His last work, Buenos Aires en la medalla (1981) was published by the Municipality of Buenos Aires after his death. In his introduction, he not only explains how this work was achieved but also synthesises the scientific work of all the previous ones: "for years he worried about collecting, by acquisition, exchange or donation, medals referring to the city of Buenos Aires, with the ambitious goal to form its metallic documentary archive, which, once achieved, constitutes a chronicle of the episodes, transcendent or not, that marked its prodigious evolution, especially from the second half of the last century to the present."

He was a member of the American Numismatic Society of New York from which he received the Best Numismatist Award (1961) and of the Philippine Numismatic and Antiquerian of Manila. In addition, he was part of the Ibero-American Society of Numismatic Societies of Spain as a founding and merit member. In recognition of his activity, on two occasions he received from the Spanish government the decoration of the Cross of the Order of Naval Merit with white insignia, second and third class. Additionally, in 1965, he was awarded the Order of the Sun of Peru. Finally, he was honoured with the annual international Archer Milton Huntington (U.S.) and Javier Conde Garriga (Spain) awards.

==Other activities==
Since 1946, he joined the National Academy of History of the Argentine Republic (known at the time as the Board of History and Numismatics), where he served as treasurer for more than twenty-five years. He accepted the appointment of full academician in 1947, which meant, by reciprocity, the same honour in the National Academy of History of Spain, in the National Academy of History of Peru and in the Geographic Institute of Uruguay; and the corresponding nominations to said institutions in Chile, Paraguay and Brazil. Finally in 1976, he was elected second vice president, a position he held until 1978. He held cultural positions such as the direction of the National Historical Museum (Buenos Aires, Argentina), the presidency of the Buenos Aires Institute of Numismatics and Antiquities, memberships within the National Commission of Museums, Monuments and Historical Places and in the National Academy of San Martín.

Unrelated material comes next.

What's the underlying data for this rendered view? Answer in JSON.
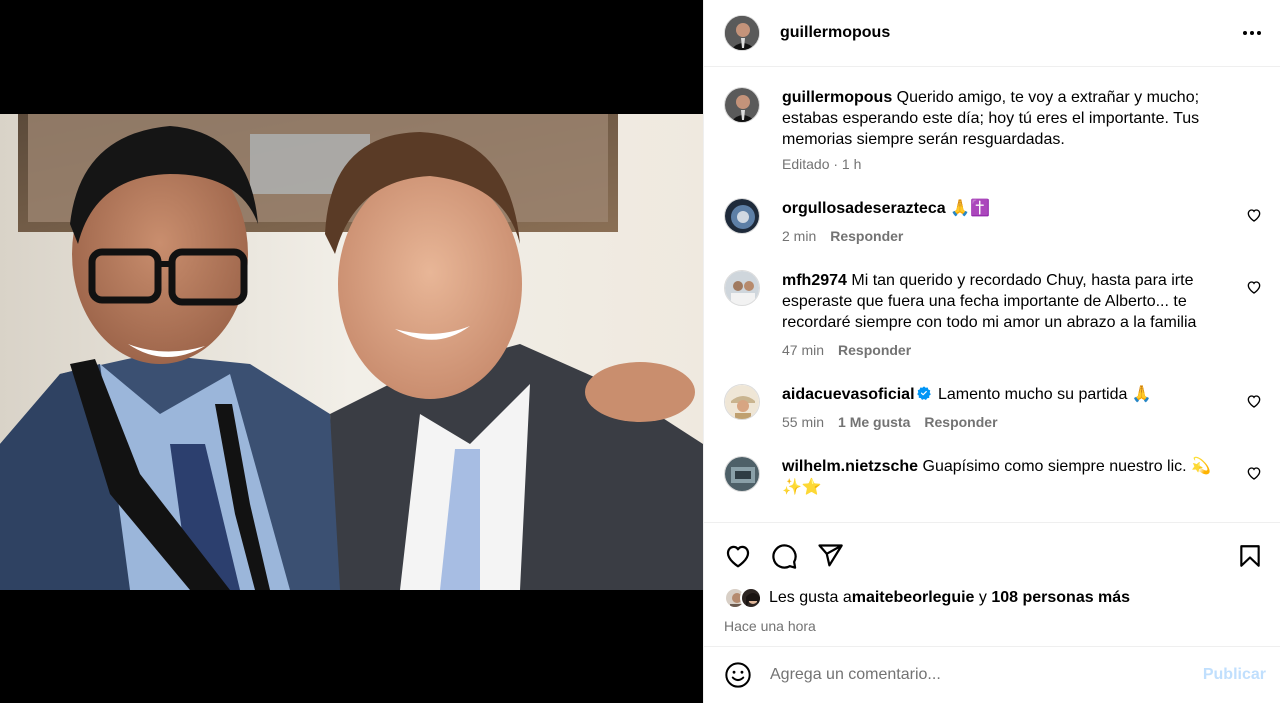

He represented Argentina in Peru with the rank of ambassador.

==Selected works==
- Buenos Aires en la medalla, 1981 (posthumous)
- Historia de la Escuela Naval Militar, 1972.
- La historia del torpedo y sus buques en la Armada Argentina 1874-1900, 1968.
- La marina en la moneda romana: en su centenario, 1961.
- Armada Nacional – Reseña histórica de su origen y desarrollo orgánico, 1960
- San Martín y el mar, 1959
- La ceca de Lima: 1565-1824, 1958
- Diccionario de la moneda hispanoamericana, 1956-1958
- La medalla y el escudo a los libertadores de Montevideo: 1814, 1957
- Almirante Guillermo Brown: síntesis biográfica, 1957
- La ceca de la Villa Imperial de Potosí y la moneda colonial, 1945
- Historia numismática de la Armada Argentina, 1945
- Medallas del litigio de límites: argentino chileno, 1940.